Whenever you find yourself getting angry or upset, it may be a sine of a way in which you can heal, grow, or transform. Spending time with your family of origin is one angle you can take to check this out. Or perhaps when your partner or your children trigger you, notice what it might bring up for you. I don’t want to go off on a tangent, but as my wife, Paula, and I have been dealing with death and dying family members, we’ve had many of those moments. When you shift your perspective to seeing each time you are “grabbed” as an opportunity to let go of your stuff, you may be doing your most important work.
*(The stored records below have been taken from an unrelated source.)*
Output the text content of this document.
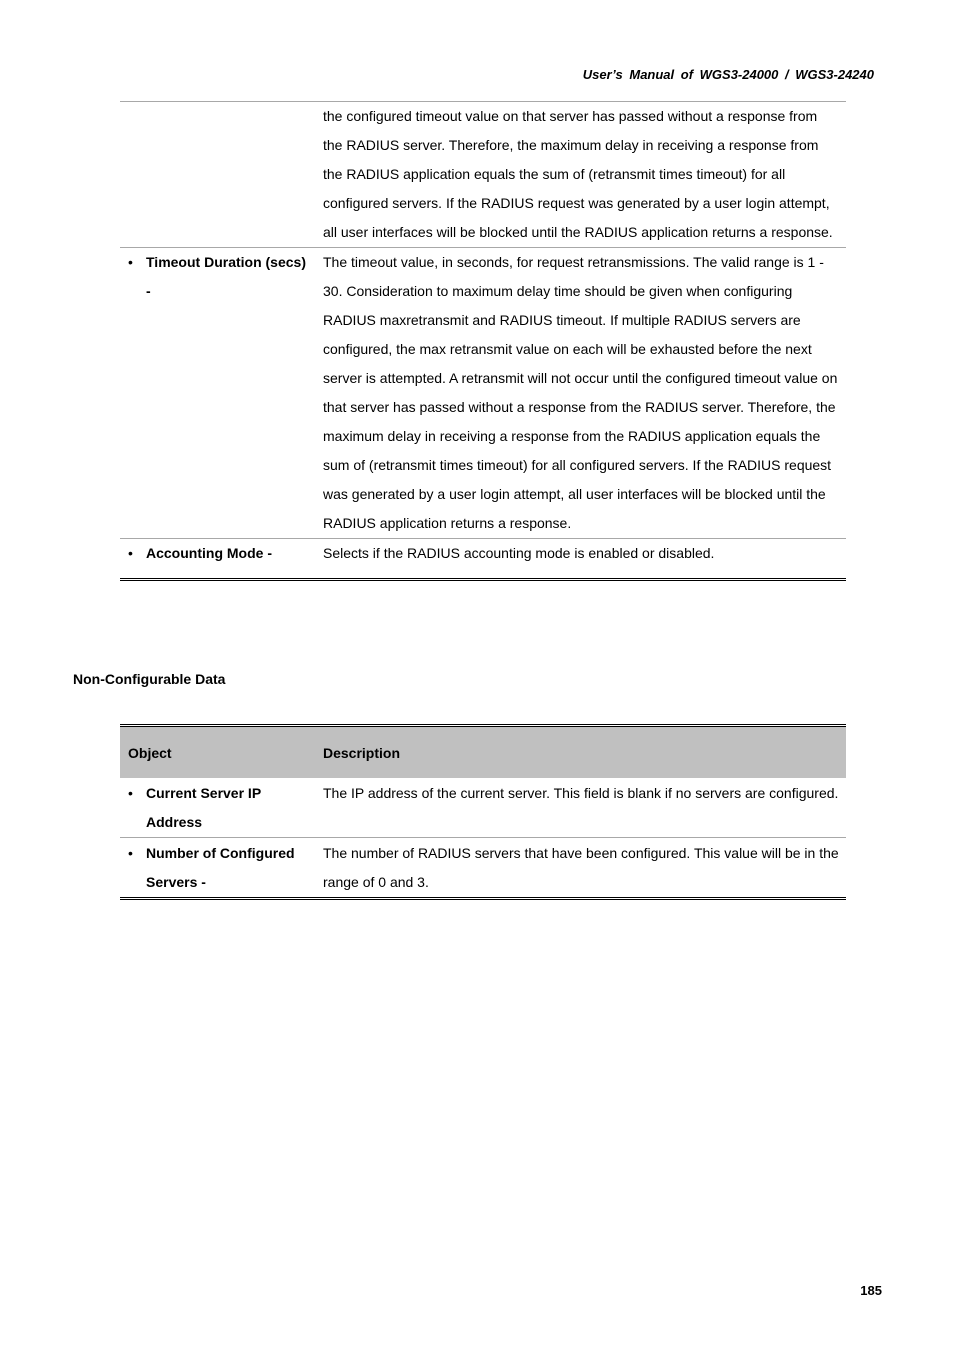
User’s Manual of WGS3-24000 / WGS3-24240
	the configured timeout value on that server has passed without a response from the RADIUS server. Therefore, the maximum delay in receiving a response from the RADIUS application equals the sum of (retransmit times timeout) for all configured servers. If the RADIUS request was generated by a user login attempt, all user interfaces will be blocked until the RADIUS application returns a response.

• Timeout Duration (secs) -	The timeout value, in seconds, for request retransmissions. The valid range is 1 - 30. Consideration to maximum delay time should be given when configuring RADIUS maxretransmit and RADIUS timeout. If multiple RADIUS servers are configured, the max retransmit value on each will be exhausted before the next server is attempted. A retransmit will not occur until the configured timeout value on that server has passed without a response from the RADIUS server. Therefore, the maximum delay in receiving a response from the RADIUS application equals the sum of (retransmit times timeout) for all configured servers. If the RADIUS request was generated by a user login attempt, all user interfaces will be blocked until the RADIUS application returns a response.

• Accounting Mode -	Selects if the RADIUS accounting mode is enabled or disabled.
Non-Configurable Data
Object	Description

• Current Server IP Address	The IP address of the current server. This field is blank if no servers are configured.

• Number of Configured Servers -	The number of RADIUS servers that have been configured. This value will be in the range of 0 and 3.
185
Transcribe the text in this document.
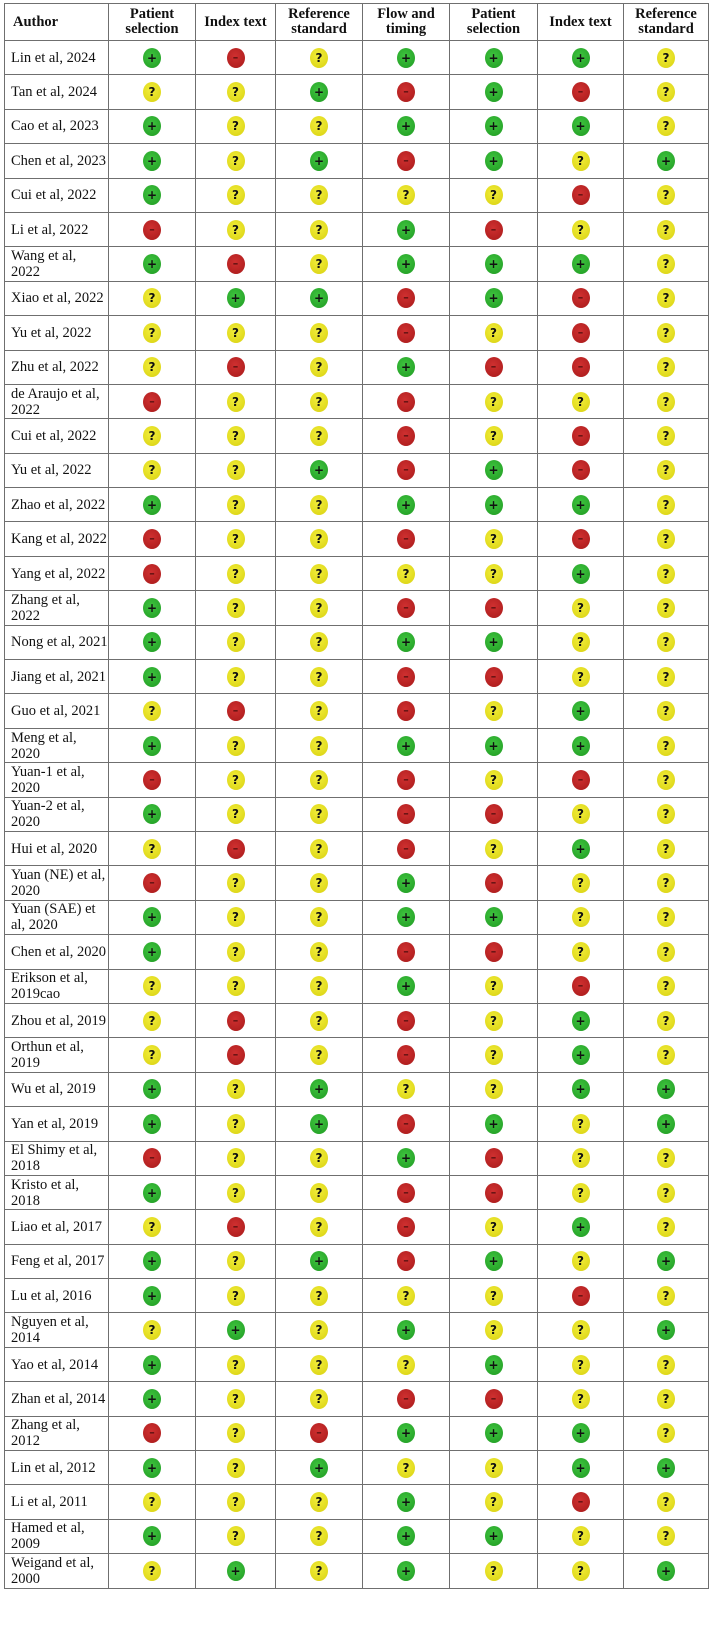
Author	Patient selection	Index text	Reference standard	Flow and timing	Patient selection	Index text	Reference standard
Lin et al, 2024	+	–	?	+	+	+	?
Tan et al, 2024	?	?	+	–	+	–	?
Cao et al, 2023	+	?	?	+	+	+	?
Chen et al, 2023	+	?	+	–	+	?	+
Cui et al, 2022	+	?	?	?	?	–	?
Li et al, 2022	–	?	?	+	–	?	?
Wang et al, 2022	+	–	?	+	+	+	?
Xiao et al, 2022	?	+	+	–	+	–	?
Yu et al, 2022	?	?	?	–	?	–	?
Zhu et al, 2022	?	–	?	+	–	–	?
de Araujo et al, 2022	–	?	?	–	?	?	?
Cui et al, 2022	?	?	?	–	?	–	?
Yu et al, 2022	?	?	+	–	+	–	?
Zhao et al, 2022	+	?	?	+	+	+	?
Kang et al, 2022	–	?	?	–	?	–	?
Yang et al, 2022	–	?	?	?	?	+	?
Zhang et al, 2022	+	?	?	–	–	?	?
Nong et al, 2021	+	?	?	+	+	?	?
Jiang et al, 2021	+	?	?	–	–	?	?
Guo et al, 2021	?	–	?	–	?	+	?
Meng et al, 2020	+	?	?	+	+	+	?
Yuan-1 et al, 2020	–	?	?	–	?	–	?
Yuan-2 et al, 2020	+	?	?	–	–	?	?
Hui et al, 2020	?	–	?	–	?	+	?
Yuan (NE) et al, 2020	–	?	?	+	–	?	?
Yuan (SAE) et al, 2020	+	?	?	+	+	?	?
Chen et al, 2020	+	?	?	–	–	?	?
Erikson et al, 2019cao	?	?	?	+	?	–	?
Zhou et al, 2019	?	–	?	–	?	+	?
Orthun et al, 2019	?	–	?	–	?	+	?
Wu et al, 2019	+	?	+	?	?	+	+
Yan et al, 2019	+	?	+	–	+	?	+
El Shimy et al, 2018	–	?	?	+	–	?	?
Kristo et al, 2018	+	?	?	–	–	?	?
Liao et al, 2017	?	–	?	–	?	+	?
Feng et al, 2017	+	?	+	–	+	?	+
Lu et al, 2016	+	?	?	?	?	–	?
Nguyen et al, 2014	?	+	?	+	?	?	+
Yao et al, 2014	+	?	?	?	+	?	?
Zhan et al, 2014	+	?	?	–	–	?	?
Zhang et al, 2012	–	?	–	+	+	+	?
Lin et al, 2012	+	?	+	?	?	+	+
Li et al, 2011	?	?	?	+	?	–	?
Hamed et al, 2009	+	?	?	+	+	?	?
Weigand et al, 2000	?	+	?	+	?	?	+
We all want to be happy, have love and connection, and feel alive. The good news is that is our natural state. What gets in the way is our stuff (or, perhaps, our samskaras, which get defined as “subtle impressions of our past actions” or “mental impressions, recollections, or psychological imprints”). You know this. It is not really the driver in front of you who is not precisely matching your opinions about optimal speed. It is how the situation or person in front of you bumps up against all of the unresolved issues and experiences you have stored.

These ideas parallel many of the ideas I’ve explored over the years and certainly complement the core teachings in Michael Singer’s Living a Life of Surrender. I’m not sure if you need all eight hours to get the punch line, but he does a great job of showing how we are designed, how we function, and how the spiritual path is really as simple as noticing these reactions and working with them. If you don’t want to get caught in the victim-rescuer-persecutor triangle, when you feel the tension rising, simply relax, breathe, feel what you are feeling, and create some space around the samskara.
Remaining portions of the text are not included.